Des journalistes interpellés puis relâchés
Les violences se sont poursuivies jusqu'en début d'après-midi. Elles ont été émaillées de pillages dans certains quartiers du sud de la capitale. Des incendies criminels ont également visé des bâtiments publics et des permanences de partis de la majorité.
Très véhéments, des groupes de quelques dizaines à plusieurs centaines de jeunes ont affronté les forces de l'ordre sur le trajet prévu de la marche, à coup de pierres, en criant des slogans en français ou en lingala comme "Kabila akende !" ("Kabila dégage !").

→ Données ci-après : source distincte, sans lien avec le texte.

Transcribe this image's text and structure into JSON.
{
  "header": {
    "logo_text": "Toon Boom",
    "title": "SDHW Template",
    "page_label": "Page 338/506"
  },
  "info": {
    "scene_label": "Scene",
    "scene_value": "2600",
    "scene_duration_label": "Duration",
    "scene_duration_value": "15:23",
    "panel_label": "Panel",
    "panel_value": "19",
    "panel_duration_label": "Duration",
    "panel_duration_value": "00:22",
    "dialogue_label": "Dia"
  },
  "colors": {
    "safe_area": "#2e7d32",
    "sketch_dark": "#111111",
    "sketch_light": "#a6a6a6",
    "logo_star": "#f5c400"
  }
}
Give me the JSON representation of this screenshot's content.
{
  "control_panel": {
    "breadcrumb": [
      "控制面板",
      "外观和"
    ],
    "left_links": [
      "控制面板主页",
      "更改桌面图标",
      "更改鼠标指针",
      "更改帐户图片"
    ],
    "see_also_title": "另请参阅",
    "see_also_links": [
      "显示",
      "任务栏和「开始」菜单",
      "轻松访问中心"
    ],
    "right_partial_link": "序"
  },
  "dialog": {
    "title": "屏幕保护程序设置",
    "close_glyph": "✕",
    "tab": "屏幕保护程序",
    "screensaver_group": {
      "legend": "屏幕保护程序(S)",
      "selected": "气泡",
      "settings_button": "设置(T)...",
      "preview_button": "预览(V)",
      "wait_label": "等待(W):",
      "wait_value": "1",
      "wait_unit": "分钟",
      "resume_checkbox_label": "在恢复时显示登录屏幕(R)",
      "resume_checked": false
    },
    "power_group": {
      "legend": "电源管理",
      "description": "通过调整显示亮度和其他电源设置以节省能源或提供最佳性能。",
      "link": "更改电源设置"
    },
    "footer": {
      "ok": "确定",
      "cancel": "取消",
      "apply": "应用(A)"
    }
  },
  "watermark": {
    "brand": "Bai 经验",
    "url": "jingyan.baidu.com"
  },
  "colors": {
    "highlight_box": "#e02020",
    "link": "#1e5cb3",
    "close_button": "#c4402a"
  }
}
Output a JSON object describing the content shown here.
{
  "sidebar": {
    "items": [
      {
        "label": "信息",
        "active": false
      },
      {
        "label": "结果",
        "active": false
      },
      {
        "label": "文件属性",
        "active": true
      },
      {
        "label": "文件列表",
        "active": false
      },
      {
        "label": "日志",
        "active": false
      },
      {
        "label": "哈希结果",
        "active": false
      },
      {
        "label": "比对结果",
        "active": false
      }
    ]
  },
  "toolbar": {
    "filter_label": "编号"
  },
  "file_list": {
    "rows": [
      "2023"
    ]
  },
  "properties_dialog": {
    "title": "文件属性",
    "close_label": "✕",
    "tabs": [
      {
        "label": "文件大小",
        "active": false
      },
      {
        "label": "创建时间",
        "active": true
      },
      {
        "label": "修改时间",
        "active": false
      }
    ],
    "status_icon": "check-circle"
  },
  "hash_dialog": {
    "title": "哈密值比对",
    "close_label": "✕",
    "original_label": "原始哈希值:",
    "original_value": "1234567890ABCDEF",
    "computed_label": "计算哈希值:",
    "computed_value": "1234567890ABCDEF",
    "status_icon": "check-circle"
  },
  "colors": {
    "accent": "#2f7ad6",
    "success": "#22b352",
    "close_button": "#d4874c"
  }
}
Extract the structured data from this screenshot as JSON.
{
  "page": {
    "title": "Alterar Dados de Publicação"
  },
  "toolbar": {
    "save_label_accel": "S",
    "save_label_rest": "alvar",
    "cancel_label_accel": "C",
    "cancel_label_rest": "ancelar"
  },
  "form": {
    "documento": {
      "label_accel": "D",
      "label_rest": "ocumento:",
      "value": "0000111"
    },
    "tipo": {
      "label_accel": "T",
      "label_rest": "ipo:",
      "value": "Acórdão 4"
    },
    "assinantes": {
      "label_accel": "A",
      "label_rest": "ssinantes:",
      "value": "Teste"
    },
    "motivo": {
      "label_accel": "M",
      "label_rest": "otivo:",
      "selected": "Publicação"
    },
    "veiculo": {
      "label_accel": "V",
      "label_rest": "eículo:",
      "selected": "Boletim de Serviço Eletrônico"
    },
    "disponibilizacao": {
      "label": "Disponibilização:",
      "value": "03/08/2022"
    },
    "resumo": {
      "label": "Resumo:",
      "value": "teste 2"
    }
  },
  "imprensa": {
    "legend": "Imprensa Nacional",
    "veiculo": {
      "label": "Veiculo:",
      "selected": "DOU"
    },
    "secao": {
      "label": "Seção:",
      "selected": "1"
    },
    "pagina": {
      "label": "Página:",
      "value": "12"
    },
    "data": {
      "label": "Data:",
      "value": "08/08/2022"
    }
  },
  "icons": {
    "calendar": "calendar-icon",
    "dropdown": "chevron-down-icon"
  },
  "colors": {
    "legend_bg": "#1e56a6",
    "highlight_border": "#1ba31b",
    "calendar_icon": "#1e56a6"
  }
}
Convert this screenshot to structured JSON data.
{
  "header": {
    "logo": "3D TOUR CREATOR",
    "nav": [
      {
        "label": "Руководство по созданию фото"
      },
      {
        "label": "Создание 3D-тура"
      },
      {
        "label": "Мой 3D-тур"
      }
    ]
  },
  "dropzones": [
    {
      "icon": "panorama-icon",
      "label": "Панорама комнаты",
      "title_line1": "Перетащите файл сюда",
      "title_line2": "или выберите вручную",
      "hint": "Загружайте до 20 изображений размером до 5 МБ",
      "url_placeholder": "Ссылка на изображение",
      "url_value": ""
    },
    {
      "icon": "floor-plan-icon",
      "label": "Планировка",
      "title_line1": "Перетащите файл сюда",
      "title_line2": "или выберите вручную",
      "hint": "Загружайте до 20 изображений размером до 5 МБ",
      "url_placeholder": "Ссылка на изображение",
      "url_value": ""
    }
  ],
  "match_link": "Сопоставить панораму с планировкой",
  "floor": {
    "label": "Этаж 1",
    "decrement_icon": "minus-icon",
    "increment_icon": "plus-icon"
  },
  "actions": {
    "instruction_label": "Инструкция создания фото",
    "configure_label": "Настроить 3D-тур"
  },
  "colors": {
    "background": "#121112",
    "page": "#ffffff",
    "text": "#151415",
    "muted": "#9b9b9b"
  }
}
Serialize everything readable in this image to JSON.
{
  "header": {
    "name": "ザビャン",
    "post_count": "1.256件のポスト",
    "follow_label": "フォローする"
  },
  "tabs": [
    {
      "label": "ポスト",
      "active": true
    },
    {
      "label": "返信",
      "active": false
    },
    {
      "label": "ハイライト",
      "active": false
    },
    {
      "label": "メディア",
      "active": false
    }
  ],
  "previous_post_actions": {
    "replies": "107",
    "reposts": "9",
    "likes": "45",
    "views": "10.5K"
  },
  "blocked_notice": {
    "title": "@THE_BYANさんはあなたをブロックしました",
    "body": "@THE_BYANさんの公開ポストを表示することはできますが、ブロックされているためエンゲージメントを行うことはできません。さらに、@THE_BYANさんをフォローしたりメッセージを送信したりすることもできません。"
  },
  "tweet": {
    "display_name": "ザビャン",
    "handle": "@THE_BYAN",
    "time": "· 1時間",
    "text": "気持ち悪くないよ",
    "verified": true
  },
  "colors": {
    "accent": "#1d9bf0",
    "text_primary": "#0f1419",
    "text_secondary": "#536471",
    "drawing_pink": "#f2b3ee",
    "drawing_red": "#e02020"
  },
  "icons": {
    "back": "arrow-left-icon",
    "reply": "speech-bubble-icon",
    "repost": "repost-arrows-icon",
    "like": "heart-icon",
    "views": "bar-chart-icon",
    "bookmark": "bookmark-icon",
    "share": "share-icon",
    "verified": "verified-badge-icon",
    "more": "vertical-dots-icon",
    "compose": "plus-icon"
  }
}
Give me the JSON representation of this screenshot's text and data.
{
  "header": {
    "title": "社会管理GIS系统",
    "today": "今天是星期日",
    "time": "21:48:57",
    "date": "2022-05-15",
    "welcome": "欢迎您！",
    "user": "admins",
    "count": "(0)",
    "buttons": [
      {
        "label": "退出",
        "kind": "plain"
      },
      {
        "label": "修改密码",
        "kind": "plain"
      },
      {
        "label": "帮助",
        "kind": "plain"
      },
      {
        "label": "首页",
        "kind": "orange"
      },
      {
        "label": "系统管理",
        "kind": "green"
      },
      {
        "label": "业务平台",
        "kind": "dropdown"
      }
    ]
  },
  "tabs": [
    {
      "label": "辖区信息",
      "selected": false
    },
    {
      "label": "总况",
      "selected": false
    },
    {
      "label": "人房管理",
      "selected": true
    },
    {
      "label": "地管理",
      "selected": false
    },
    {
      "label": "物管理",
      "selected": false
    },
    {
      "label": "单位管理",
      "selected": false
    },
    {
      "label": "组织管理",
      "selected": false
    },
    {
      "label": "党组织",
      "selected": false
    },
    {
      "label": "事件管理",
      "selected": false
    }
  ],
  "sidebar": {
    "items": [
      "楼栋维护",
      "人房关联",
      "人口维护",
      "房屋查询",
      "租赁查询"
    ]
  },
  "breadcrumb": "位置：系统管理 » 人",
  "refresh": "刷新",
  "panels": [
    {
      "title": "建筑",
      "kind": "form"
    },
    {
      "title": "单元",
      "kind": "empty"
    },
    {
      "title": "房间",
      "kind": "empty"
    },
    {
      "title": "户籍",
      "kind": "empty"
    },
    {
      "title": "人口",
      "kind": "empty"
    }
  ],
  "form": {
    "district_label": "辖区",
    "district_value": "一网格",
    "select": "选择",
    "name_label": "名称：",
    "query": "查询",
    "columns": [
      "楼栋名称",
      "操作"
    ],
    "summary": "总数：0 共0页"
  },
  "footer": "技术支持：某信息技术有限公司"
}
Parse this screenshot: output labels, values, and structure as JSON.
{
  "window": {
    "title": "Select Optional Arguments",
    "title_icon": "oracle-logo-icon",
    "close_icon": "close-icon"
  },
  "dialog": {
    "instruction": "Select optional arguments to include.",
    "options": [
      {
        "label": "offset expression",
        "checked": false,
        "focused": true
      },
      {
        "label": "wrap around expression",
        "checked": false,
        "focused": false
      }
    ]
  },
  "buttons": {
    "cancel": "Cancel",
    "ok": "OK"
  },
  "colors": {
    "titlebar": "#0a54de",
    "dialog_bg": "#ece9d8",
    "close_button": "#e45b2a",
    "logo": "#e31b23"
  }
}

Un journaliste de l'AFP a vu la police anti-émeutes tirer à balles réelles sur les manifestants aux abords du Parlement. Sonia Rolley, journaliste à RFI, et un photographe de l'AFP qui couvraient tous deux les événements ont été interpellés à la mi-journée par la police militaire. Frappés à plusieurs reprises, ils ont fini par être relâchés en fin d'après-midi. Auparavant, le photographe de l'AFP s'était fait confisquer les cartes mémoires de ses appareils par des policiers.
#RDC : Nous avons été malmenés, séquestrés pendant près de 5h et je n'en connais tjs pas les raisons. @RFI condamne et attend une enquête
— Sonia Rolley (@soniarolley) 19 septembre 2016Inquiétudes à l’étranger
Arrivé au pouvoir en 2001, Joseph Kabila est âgé de 45 ans. La Constitution congolaise lui interdit de se représenter pour un troisième mandat, mais il ne donne aucun signe de vouloir quitter le pouvoir. Alors que la présidentielle apparaît impossible à tenir dans les temps, le "Rassemblement" refuse le "dialogue national" en cours à Kinshasa entre la majorité et une partie de l'opposition.
Inquiets que la RDC, immense pays au cœur de l'Afrique, puisse retomber dans le chaos qu'elle a connu lors des deux guerres l'ayant dévastée entre 1996 et 2003, plusieurs pays étrangers ont multiplié les mises en garde.
Le ministre français des Affaires étrangères français, Jean-Marc Ayrault, a jugé la situation "très dangereuse et extrêmement préoccupante". "Ce qui compte c'est la date des élections", a-t-il déclaré, "si elles sont reportées sans cesse, cela veut dire que Kabila a l'intention de rester au pouvoir", et "c'est une situation qui n'est pas acceptable".
Son homologue belge, Didier Reynders, a appelé à "la retenue" et incité "tous les acteurs politiques en RDC à œuvrer de manière pacifique pour l'organisation d'élections à brève échéance". Le département d'État américain a exprimé une inquiétude et des recommandations similaires. Le secrétaire général de l'ONU, Ban Ki-moon, a "exhorté" toutes les parties "à s'abstenir de tout autre acte de violence susceptible d'aggraver la situation".